There are probably more or less but what I want to say is that there is nothing wrong with being yourself whether you are more introverted or extroverted.

Honestly I don't believe in 'verted' we have our own spectrum of identity that no one else will ever truly understand.

For myself I have for the last say 6 months been avoiding human interaction and just working to obtain the little  checklist in my mind.

It saddened me a little disappearing from the interaction of friends  but along the way of life I felt I lost myself and losing one own identity is not a great feeling. Feeling as through everyday had no real purpose or meaning this delusion I created for myself let me to feel down and always anxious about how I talked and acted toward people.

I made an executive decision to get rid of facebook because I hated just being feed other people's lives while knowing I wasn't  living my life the way I wanted to. I lost trust in myself and everyone around me and would constantly be prejudice to anyone that had an opinion of me or was trying to help me in someone way.

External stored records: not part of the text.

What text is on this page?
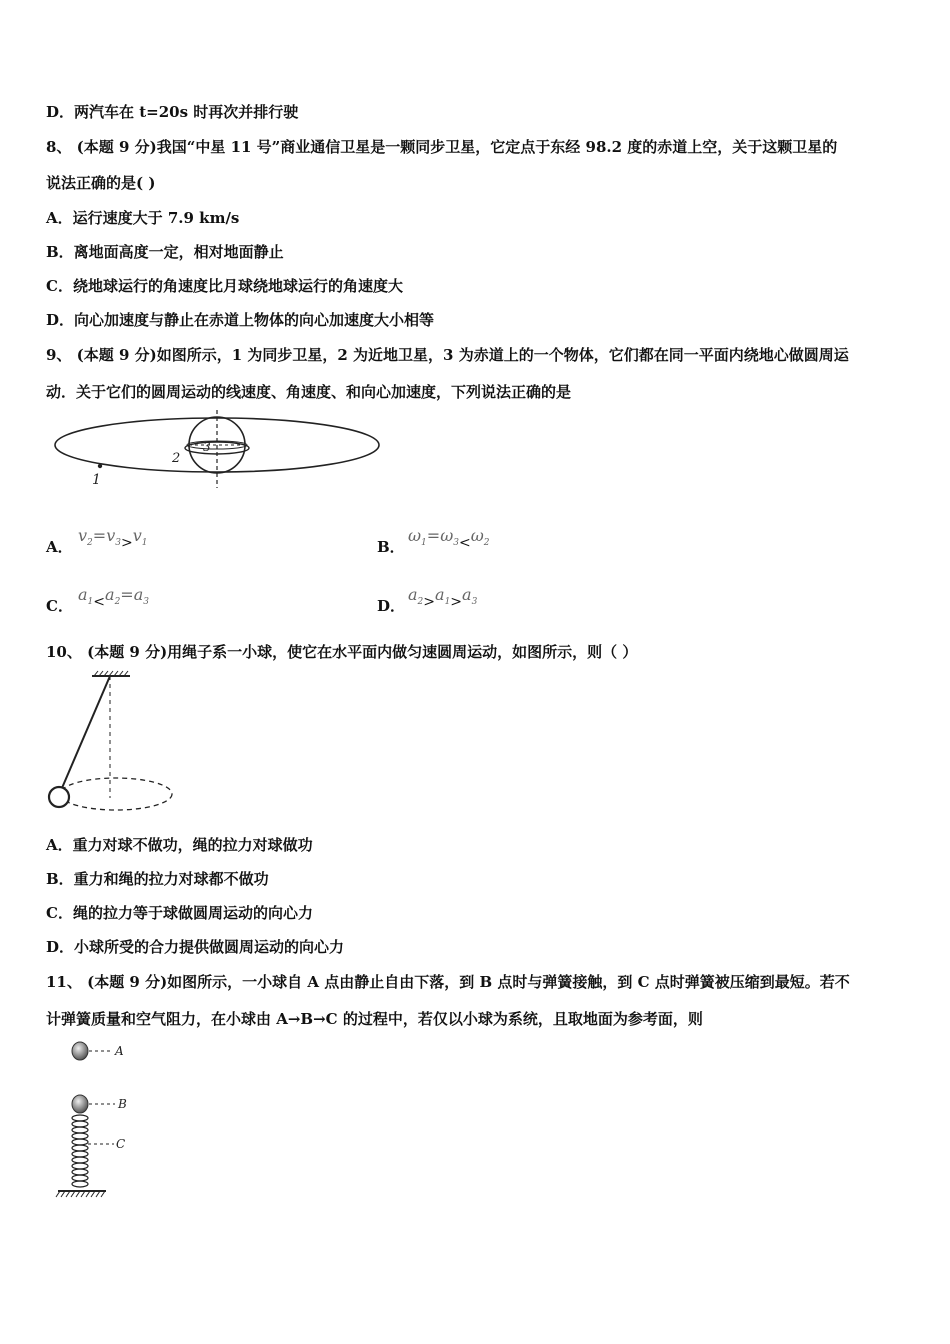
D．两汽车在 t=20s 时再次并排行驶
8、 (本题 9 分)我国“中星 11 号”商业通信卫星是一颗同步卫星，它定点于东经 98.2 度的赤道上空，关于这颗卫星的
说法正确的是( )
A．运行速度大于 7.9 km/s
B．离地面高度一定，相对地面静止
C．绕地球运行的角速度比月球绕地球运行的角速度大
D．向心加速度与静止在赤道上物体的向心加速度大小相等
9、 (本题 9 分)如图所示，1 为同步卫星，2 为近地卫星，3 为赤道上的一个物体，它们都在同一平面内绕地心做圆周运
动．关于它们的圆周运动的线速度、角速度、和向心加速度，下列说法正确的是
1
2
3
A．
$v_2=v_3>v_1$	B．
$\omega_1=\omega_3<\omega_2$
C．
$a_1<a_2=a_3$	D．
$a_2>a_1>a_3$
10、 (本题 9 分)用绳子系一小球，使它在水平面内做匀速圆周运动，如图所示，则（ ）
A．重力对球不做功，绳的拉力对球做功
B．重力和绳的拉力对球都不做功
C．绳的拉力等于球做圆周运动的向心力
D．小球所受的合力提供做圆周运动的向心力
11、 (本题 9 分)如图所示，一小球自 A 点由静止自由下落，到 B 点时与弹簧接触，到 C 点时弹簧被压缩到最短。若不
计弹簧质量和空气阻力，在小球由 A→B→C 的过程中，若仅以小球为系统，且取地面为参考面，则
A
B
C
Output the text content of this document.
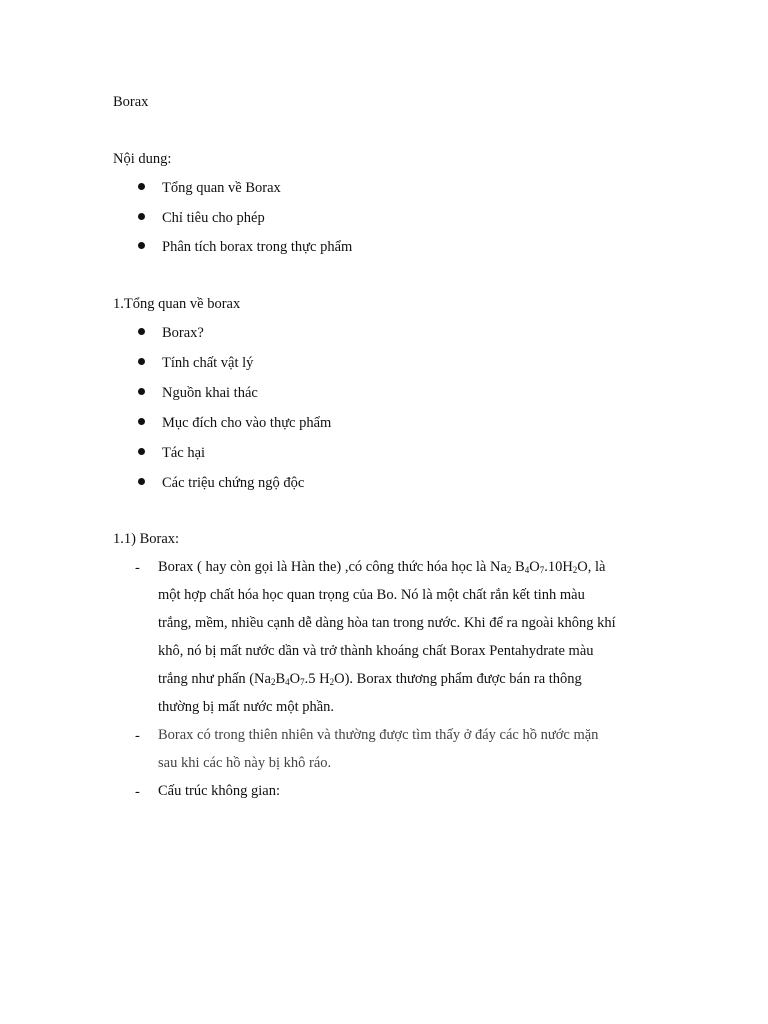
Borax
Nội dung:
Tổng quan về Borax
Chỉ tiêu cho phép
Phân tích borax trong thực phẩm
1.Tổng quan về borax
Borax?
Tính chất vật lý
Nguồn khai thác
Mục đích cho vào thực phẩm
Tác hại
Các triệu chứng ngộ độc
1.1) Borax:
-
-
-
Borax ( hay còn gọi là Hàn the) ,có công thức hóa học là $Na_2$ $B_4O_7.10H_2O$, là
một hợp chất hóa học quan trọng của Bo. Nó là một chất rắn kết tinh màu
trắng, mềm, nhiều cạnh dễ dàng hòa tan trong nước. Khi để ra ngoài không khí
khô, nó bị mất nước dần và trở thành khoáng chất Borax Pentahydrate màu
trắng như phấn ($Na_2B_4O_7.5$ $H_2O$). Borax thương phẩm được bán ra thông
thường bị mất nước một phần.
Borax có trong thiên nhiên và thường được tìm thấy ở đáy các hồ nước mặn
sau khi các hồ này bị khô ráo.
Cấu trúc không gian:
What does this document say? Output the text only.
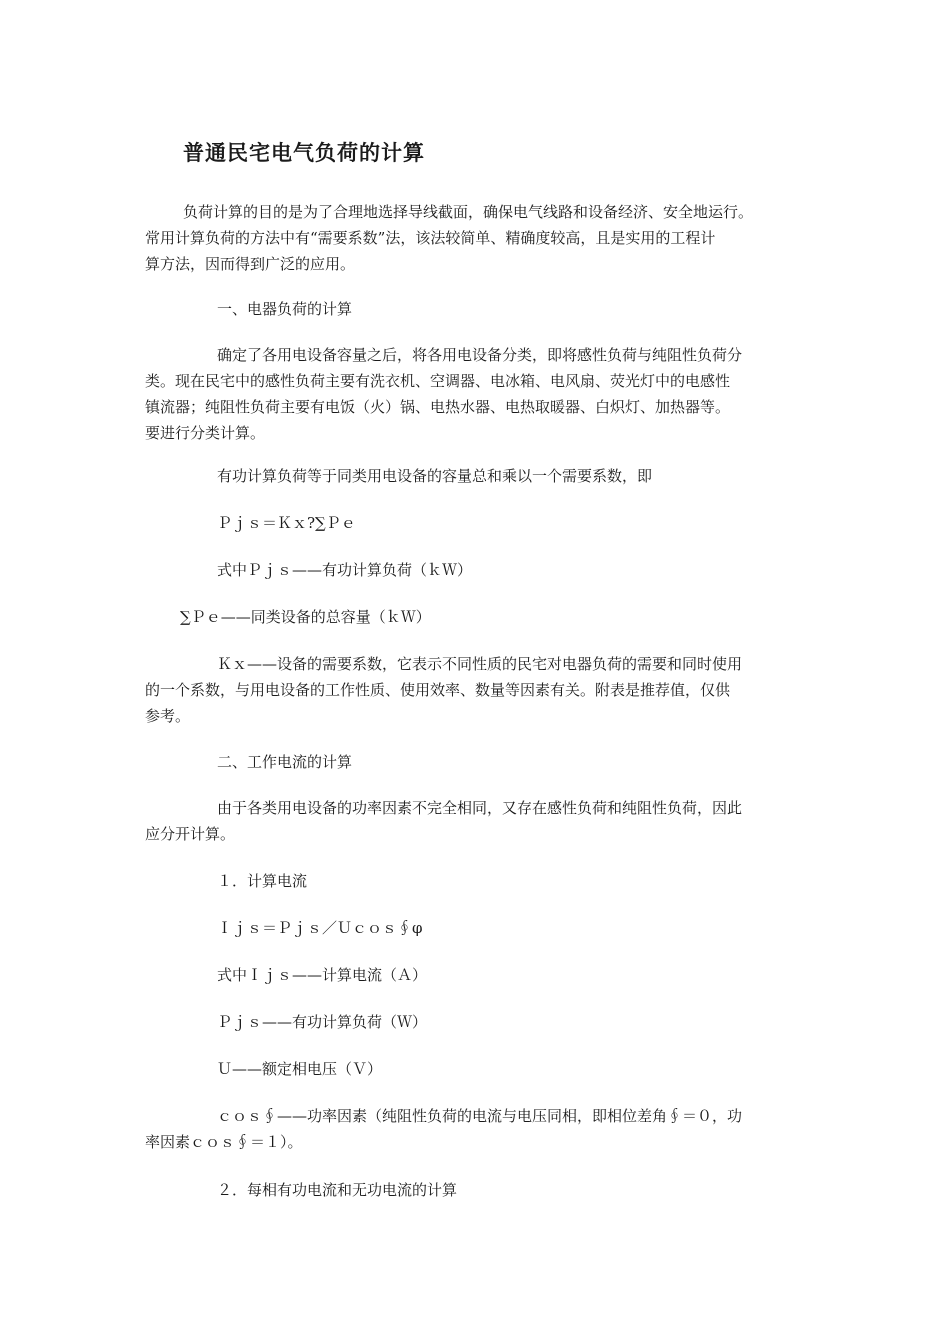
普通民宅电气负荷的计算

负荷计算的目的是为了合理地选择导线截面，确保电气线路和设备经济、安全地运行。
常用计算负荷的方法中有“需要系数”法，该法较简单、精确度较高，且是实用的工程计
算方法，因而得到广泛的应用。

一、电器负荷的计算

确定了各用电设备容量之后，将各用电设备分类，即将感性负荷与纯阻性负荷分
类。现在民宅中的感性负荷主要有洗衣机、空调器、电冰箱、电风扇、荧光灯中的电感性
镇流器；纯阻性负荷主要有电饭（火）锅、电热水器、电热取暖器、白炽灯、加热器等。
要进行分类计算。

有功计算负荷等于同类用电设备的容量总和乘以一个需要系数，即

Ｐｊｓ＝Ｋｘ?∑Ｐｅ

式中Ｐｊｓ——有功计算负荷（ｋＷ）

∑Ｐｅ——同类设备的总容量（ｋＷ）

Ｋｘ——设备的需要系数，它表示不同性质的民宅对电器负荷的需要和同时使用
的一个系数，与用电设备的工作性质、使用效率、数量等因素有关。附表是推荐值，仅供
参考。

二、工作电流的计算

由于各类用电设备的功率因素不完全相同，又存在感性负荷和纯阻性负荷，因此
应分开计算。

１．计算电流

Ｉｊｓ＝Ｐｊｓ／Ｕｃｏｓ∮φ

式中Ｉｊｓ——计算电流（Ａ）

Ｐｊｓ——有功计算负荷（Ｗ）

Ｕ——额定相电压（Ｖ）

ｃｏｓ∮——功率因素（纯阻性负荷的电流与电压同相，即相位差角∮＝０，功
率因素ｃｏｓ∮＝１）。

２．每相有功电流和无功电流的计算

Before I deleted my facebook I unfriended people that I felt I hadn't kept in contact with for awhile then I unfriend everyone else on the list realising I haven't really been social on facebook for more then a year. So I ended up making the decision that I might as well delete it and I did for a while...

And Now I am back on the social media platform a week after they announced they had security and privacy issue with that data that we freely provided them to set up our profiles hahaha.However as much as really dislike button facebook I do believe it gives people the opportunity to stay connected as well broadcast their voice to the public about social issues.

I wish I could say that taking 6 months off  the social media giant the sits dormant on my phone and unfriending over 1600 people my bad, had helped me find who I was or who I wanted to be but that just didn't  happen. I did make me realise that I enjoy my alone time when I am by myself and especially if I am with or surround by other people. I had no need to constantly keep up with 'K' of social media, the food snapper or the memes are life.

I just was me, I just did me, I didn't need to think about what people thought of me. I became the hipster beardy asian that I wanted to be.
Yeah I still got room to improve.
Yeah I still don't know how to talk to girls or people.

But I realised that maybe everyone has those similar thoughts to and that if maybe I share my stories I might actually realise that I can relate to other people.

I'm just gonna be comfortable being myself first before I delusion myself into believing what other say I am.

So what about you?

Go be awkward
Go be anxious
But most importantly go eat some food wait I mean Just Go be you who ever you are however you are.